Proposed Solution: Recurrent Depth Architecture:

The paper proposes a depth-recurrent architecture composed of three main parts:

Prelude (P): Embeds input tokens into a latent space using multiple transformer layers.

Recurrent Block (R): The core of the architecture, iteratively processes and updates a hidden state in latent space. This block is repeated multiple times at test-time to increase computation.

Coda (C): Un-embeds the final latent state and contains the prediction head to generate output tokens.

The model is trained by randomly sampling the number of recurrent iterations during training using a log-normal Poisson distribution. To manage computational cost during training, truncated backpropagation is used, limiting backpropagation to only the last few iterations of the recurrent unit.

Key Advantages of Latent Reasoning Approach:

No Bespoke Training Data: Unlike chain-of-thought, it doesn't require specialized training data with reasoning demonstrations. Standard training data can be used, and the model learns to enhance reasoning at test time.
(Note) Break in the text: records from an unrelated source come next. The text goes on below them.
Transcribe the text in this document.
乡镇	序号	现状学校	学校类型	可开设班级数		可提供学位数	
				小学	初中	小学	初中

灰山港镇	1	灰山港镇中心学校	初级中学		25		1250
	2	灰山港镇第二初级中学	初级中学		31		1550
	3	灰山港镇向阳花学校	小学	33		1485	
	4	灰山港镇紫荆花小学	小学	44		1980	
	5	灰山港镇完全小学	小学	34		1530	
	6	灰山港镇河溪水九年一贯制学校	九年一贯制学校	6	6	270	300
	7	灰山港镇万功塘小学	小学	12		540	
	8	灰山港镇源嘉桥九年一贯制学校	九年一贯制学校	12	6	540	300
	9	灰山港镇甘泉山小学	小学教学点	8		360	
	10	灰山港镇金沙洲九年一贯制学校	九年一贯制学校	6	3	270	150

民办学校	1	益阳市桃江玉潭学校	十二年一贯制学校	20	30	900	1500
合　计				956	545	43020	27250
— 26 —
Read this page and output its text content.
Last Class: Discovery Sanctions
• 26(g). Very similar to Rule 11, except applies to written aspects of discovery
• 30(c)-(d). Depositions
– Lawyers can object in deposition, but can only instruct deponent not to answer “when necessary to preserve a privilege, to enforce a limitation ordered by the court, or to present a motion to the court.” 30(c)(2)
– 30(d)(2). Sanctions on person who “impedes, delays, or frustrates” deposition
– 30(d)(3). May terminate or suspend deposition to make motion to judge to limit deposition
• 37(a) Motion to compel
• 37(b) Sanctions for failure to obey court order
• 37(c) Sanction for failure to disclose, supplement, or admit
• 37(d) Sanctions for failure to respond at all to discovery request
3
Memory Efficiency: Requires less memory than chain-of-thought models because it doesn't necessitate extremely long context windows.

Communication Efficiency: Recurrent-depth networks are compute-heavy but parameter-light, reducing communication costs between accelerators during training, especially beneficial with slower interconnects.

Prioritization of "Thinking": By design, the architecture favors models that solve problems through "thinking" (meta-strategies, logic, abstraction) rather than just memorization.

Capturing Non-Verbal Reasoning: Latent reasoning can potentially capture facets of human reasoning that are difficult to verbalize, like spatial thinking or intuition.

Experimental Results:

The authors scaled a proof-of-concept model to 3.5 billion parameters and 800 billion tokens. Experiments on reasoning benchmarks (ARC challenge, GSM8K, OpenBookQA) show significant performance improvements with increased test-time recurrence, sometimes reaching performance levels equivalent to models with much larger parameter counts. The model outperforms older open-source models like Pythia and is comparable to early OLMo models on standard benchmarks. Notably, the recurrent model demonstrates strong performance in mathematical and coding benchmarks. Trajectory analysis in latent space reveals complex computational behaviors emerging with scale, such as orbital patterns and "sliders" for numerical computations.

Implications and Future Work:

The paper argues that latent reasoning, enabled by recurrent depth architectures, offers a promising third axis for scaling language model performance, complementing parameter scaling and verbalized inference scaling. It opens avenues for future research, including:

Exploring post-training schemes to enhance model capabilities (fine-tuning for recurrence compression, reinforcement learning for hardness levels).